ECONOMYNEXT – Sri Lanka’s commercial banks could be hit by a triple whammy of higher corporate and deemed value added taxes, loss of leasing business and a state guarantee on finance company deposits may also shift money out by the budget for 2016, a research report said.

"We take a negative view on the Commercial Banking industry with the changes introduced in the 2016 budget proposals," Asia Securities, a Colombo – based brokerage said in a research report to clients.

"As a single sector, we believe, the industry will have the highest impact from increasing taxes while proposed structural changes such as cessation of leasing business and government giving guarantees to finance companies will bear down further on the industry."

Corporate taxes will be raised to 30 percent from 28 percent and a ‘value added tax’ hike to 12.5 percent from 11.0 percent. A turnover tax called National Building Tax will also be raised to 4 percent from 2 percent.

The hit on profits on forecast profits this year would be between 8 to 14 percent in the larger banks, the report said. Seylan Bank will be hit by 13.6 percent and DFCC Bank may be hit by at least 8 percent.

A so-called Economic Service Charge of 0.5 percent however can be set off against the actual tax payments.

Under a budget proposal, banks will be banned from doing lease business from June 01.

Leasing is about 6-8 percent of their loan book. Nations Trust Bank with a 24.5 percent exposure would be most affected with 18 percent interest income at stake.
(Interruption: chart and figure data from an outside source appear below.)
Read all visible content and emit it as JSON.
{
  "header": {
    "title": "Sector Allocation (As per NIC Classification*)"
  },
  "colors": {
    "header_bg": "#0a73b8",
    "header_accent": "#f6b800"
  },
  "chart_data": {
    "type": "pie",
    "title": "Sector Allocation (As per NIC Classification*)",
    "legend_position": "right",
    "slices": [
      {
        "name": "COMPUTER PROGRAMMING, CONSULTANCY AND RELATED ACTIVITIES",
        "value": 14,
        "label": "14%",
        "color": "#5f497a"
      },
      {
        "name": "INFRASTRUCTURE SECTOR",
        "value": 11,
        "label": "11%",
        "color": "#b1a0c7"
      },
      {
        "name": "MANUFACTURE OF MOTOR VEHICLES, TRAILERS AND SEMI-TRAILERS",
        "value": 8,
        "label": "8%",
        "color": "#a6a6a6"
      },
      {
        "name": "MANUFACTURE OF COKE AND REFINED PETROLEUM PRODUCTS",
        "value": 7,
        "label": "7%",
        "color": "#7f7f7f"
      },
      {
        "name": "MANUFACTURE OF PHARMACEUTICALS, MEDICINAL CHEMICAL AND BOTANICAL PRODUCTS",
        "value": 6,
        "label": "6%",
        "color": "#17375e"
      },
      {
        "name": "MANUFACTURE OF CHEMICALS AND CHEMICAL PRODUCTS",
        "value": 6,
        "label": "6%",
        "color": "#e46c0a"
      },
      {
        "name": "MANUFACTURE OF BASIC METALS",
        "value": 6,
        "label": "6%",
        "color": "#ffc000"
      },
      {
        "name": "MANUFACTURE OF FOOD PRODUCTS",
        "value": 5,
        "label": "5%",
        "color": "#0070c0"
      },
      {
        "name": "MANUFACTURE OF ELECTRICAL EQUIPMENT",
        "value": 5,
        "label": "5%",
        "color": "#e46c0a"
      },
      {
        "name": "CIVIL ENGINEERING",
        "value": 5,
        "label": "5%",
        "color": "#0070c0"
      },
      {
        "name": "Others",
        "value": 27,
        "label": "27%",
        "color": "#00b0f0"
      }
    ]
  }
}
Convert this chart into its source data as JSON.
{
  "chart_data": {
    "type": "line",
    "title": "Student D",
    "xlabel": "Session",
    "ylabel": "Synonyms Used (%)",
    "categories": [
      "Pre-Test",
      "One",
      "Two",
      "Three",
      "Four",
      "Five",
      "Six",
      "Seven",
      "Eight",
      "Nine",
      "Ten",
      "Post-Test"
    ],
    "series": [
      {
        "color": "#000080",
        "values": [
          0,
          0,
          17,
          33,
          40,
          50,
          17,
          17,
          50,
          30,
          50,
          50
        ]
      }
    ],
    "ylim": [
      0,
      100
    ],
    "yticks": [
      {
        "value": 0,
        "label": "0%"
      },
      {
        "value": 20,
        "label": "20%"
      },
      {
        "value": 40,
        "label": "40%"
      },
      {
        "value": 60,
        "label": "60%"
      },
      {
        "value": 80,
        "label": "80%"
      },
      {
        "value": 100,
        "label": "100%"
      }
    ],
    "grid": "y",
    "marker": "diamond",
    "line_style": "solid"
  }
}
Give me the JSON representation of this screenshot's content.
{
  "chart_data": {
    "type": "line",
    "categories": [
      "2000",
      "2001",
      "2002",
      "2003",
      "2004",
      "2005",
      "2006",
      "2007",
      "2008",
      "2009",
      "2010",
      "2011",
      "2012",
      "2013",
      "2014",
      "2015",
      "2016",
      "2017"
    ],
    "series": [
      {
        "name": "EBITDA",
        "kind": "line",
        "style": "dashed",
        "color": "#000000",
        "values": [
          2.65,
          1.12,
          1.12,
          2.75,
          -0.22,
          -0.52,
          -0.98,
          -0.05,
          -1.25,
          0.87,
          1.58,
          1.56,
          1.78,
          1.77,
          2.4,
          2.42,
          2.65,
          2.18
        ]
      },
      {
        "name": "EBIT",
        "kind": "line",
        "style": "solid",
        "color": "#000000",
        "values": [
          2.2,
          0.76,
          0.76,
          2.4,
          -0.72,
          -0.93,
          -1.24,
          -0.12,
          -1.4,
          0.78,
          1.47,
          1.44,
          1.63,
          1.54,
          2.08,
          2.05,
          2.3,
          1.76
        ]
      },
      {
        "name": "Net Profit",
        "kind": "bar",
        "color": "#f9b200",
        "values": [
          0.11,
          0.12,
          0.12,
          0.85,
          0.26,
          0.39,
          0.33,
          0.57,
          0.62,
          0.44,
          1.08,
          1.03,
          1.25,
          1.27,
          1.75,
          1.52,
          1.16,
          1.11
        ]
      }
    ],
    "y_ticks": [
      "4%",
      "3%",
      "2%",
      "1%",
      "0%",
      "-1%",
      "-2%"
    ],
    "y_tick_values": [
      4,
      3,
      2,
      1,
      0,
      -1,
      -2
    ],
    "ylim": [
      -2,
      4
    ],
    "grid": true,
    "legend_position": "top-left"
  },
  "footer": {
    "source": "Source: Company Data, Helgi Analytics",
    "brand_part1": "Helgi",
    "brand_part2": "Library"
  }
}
Commercial Bank will have the least impact with a 6.9 percent exposure and 4.5 percent impact on interest, Asia Securities said.

Finance Minister Ravi Karunanayake has indicated that banks would be allowed to do leasing under a separate arm.





"If implemented banks who already do have a separate finance subsidiary will have the option to transfer its staff and business activities easily," the report said.

"Other banks would be required to obtain a separate finance license, sell-off the business or the government might pressure them to acquire troubled smaller finance companies and will result in a complicated scenario with integration issues in the near term.

"Only Commercial Bank (Indra Finance), Union Bank (UB Finance) and Sampath Bank (Siyapatha Finance) owns separate licensed Finance Companies at present."

The government is also planning to give a guarantee to finance company deposits.

"At present, Finance Companies offer relatively higher interest rates for deposits, mostly fixed, on the back of a higher risk when compared to a commercial bank," Asia Securities said.

"On average over 50 percent of the Commercial Bank’s deposits are fixed and in case the fixed deposit holders shift towards Finance Companies, on the back of lower risk and better rates, this will lead to a serious liquidity crisis in the Commercial Banking system."